Financial incentives in the seller’s favor are always a plus. Not only can a full-price offer give you an edge over cash if it’s a low cash offer, but you can gain additional advantage by offering to pay closing costs. If the seller has a longer timeline in mind, you could consider sweetening the deal by offering to throw in rent-back — where you allow the seller to continue living in the home for a specified period of time after closing.
This may especially be of interest during a frantic seller’s market like we’ve seen in 2021, where a fast closing is only a benefit to the seller if they already have their next home lined up.
And, aside from offering to waive the contingencies we’ve already talked about, in states like North Carolina where a due diligence fee is common, you’ll have another option for moving your offer to the top of the pile even if you aren’t paying cash.
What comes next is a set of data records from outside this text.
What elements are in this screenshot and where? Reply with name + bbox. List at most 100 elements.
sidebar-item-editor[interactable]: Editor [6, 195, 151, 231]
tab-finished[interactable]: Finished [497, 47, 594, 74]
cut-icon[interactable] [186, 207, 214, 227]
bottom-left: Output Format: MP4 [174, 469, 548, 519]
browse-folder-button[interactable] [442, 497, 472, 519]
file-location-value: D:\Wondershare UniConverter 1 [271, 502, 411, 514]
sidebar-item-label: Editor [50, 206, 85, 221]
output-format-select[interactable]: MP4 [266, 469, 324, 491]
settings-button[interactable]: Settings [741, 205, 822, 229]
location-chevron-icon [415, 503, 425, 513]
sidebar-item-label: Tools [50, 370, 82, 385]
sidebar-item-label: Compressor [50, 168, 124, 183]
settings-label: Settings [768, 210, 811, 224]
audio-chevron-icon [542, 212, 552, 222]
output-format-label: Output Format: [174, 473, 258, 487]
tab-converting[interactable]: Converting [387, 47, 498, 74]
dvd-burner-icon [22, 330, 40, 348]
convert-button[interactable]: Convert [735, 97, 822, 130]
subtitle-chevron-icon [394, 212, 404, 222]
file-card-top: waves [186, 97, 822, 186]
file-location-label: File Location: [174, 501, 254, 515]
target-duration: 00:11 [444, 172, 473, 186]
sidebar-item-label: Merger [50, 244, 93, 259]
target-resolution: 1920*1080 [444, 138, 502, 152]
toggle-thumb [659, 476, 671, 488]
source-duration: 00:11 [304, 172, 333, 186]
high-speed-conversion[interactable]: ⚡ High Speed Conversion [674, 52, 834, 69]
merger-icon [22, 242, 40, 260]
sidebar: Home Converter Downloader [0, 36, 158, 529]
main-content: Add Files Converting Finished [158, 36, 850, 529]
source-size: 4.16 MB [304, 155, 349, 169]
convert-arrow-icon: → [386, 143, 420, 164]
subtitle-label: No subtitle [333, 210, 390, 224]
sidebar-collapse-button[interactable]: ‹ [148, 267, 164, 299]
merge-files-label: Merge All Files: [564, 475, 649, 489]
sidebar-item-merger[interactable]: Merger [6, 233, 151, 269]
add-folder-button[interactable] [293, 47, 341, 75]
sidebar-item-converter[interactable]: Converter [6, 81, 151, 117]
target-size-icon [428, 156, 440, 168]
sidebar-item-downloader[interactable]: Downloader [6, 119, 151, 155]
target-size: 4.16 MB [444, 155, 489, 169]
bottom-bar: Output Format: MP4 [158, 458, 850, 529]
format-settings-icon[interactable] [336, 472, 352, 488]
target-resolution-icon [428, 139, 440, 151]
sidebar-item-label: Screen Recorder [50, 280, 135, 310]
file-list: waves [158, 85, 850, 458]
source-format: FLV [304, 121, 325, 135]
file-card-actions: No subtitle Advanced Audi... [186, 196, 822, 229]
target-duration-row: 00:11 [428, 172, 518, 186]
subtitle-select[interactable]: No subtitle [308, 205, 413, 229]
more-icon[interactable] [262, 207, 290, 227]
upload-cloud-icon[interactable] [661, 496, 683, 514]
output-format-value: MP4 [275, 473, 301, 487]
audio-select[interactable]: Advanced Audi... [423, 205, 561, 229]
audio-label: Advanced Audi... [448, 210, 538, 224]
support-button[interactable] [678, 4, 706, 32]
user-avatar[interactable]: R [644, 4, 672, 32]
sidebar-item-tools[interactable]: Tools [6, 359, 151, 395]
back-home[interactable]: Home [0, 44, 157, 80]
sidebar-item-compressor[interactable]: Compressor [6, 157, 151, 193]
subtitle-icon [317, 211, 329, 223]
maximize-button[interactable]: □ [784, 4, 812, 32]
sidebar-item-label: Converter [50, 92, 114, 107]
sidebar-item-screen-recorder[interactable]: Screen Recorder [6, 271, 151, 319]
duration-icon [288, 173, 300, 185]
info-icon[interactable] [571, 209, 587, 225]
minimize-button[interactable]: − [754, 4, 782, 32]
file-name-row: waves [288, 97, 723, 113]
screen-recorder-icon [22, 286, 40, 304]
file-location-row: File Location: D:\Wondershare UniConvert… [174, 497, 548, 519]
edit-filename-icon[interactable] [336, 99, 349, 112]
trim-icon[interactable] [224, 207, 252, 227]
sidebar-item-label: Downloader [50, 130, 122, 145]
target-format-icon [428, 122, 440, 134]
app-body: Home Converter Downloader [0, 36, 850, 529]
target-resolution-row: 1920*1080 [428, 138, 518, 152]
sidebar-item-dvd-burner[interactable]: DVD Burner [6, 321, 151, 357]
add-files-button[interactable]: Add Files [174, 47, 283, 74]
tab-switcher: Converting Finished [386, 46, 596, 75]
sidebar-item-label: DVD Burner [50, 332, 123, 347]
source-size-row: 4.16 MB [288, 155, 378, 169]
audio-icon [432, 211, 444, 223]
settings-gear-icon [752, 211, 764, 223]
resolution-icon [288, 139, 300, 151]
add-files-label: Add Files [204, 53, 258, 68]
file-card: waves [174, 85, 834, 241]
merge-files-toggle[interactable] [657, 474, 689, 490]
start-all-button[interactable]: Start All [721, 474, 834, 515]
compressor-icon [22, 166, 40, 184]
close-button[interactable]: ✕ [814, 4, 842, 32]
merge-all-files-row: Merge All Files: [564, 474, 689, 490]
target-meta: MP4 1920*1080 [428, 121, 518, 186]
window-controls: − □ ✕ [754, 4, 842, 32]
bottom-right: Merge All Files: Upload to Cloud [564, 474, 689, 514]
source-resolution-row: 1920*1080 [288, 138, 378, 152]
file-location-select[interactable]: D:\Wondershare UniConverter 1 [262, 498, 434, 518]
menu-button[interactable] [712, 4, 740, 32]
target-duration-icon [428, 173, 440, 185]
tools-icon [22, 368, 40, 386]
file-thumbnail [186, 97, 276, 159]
“Due diligence is the time that a buyer has to investigate a property,” explains Bragg. “During this period, the buyer pays a due diligence fee and they lose that money if they terminate for any reason. So, the two things sellers here are looking for are a nice purchase price, and a high due diligence fee.”
Bragg shared that he’s seen due diligence fees as high as $10,000 from eager buyers who are willing to demonstrate their commitment to a home. In other states, a similar fee is often referred to as earnest money. While there are situations in which you can get your earnest money back, it’s possible to waive that right if you’d like to make an ultra-competitive offer on a home. Your agent can help guide you through these financial extras during the offer process.
If you really, really want this particular home, consider writing in an escalation clause. This is helpful in multiple-offer scenarios where you won’t know what other buyers are offering, but if you’re willing to add an additional, say, $5,000 to the highest competing offer, it’s the fastest way to put your offer back in front of a seller.
Finally, consider writing a personal letter to the seller. If you have extenuating circumstances or a special emotional attachment to the home that might tug at a seller’s heartstrings, this can work in your favor.
Bottom line: A higher price, as few contingencies as possible, and an emotional appeal can put you far ahead of any cash offer a seller might be considering.
Handling cash offers as a buyer
There are many reasons a seller might prefer a cash deal, and you won’t know what part of the cash deal is most appealing to them unless you try to negotiate. A good agent should be able to assess the seller’s position and give you advice on how to write the best possible offer.
At the end of the day, it might be easier than you think to outshine a cash offer. The key is to make things as easy for the seller as possible.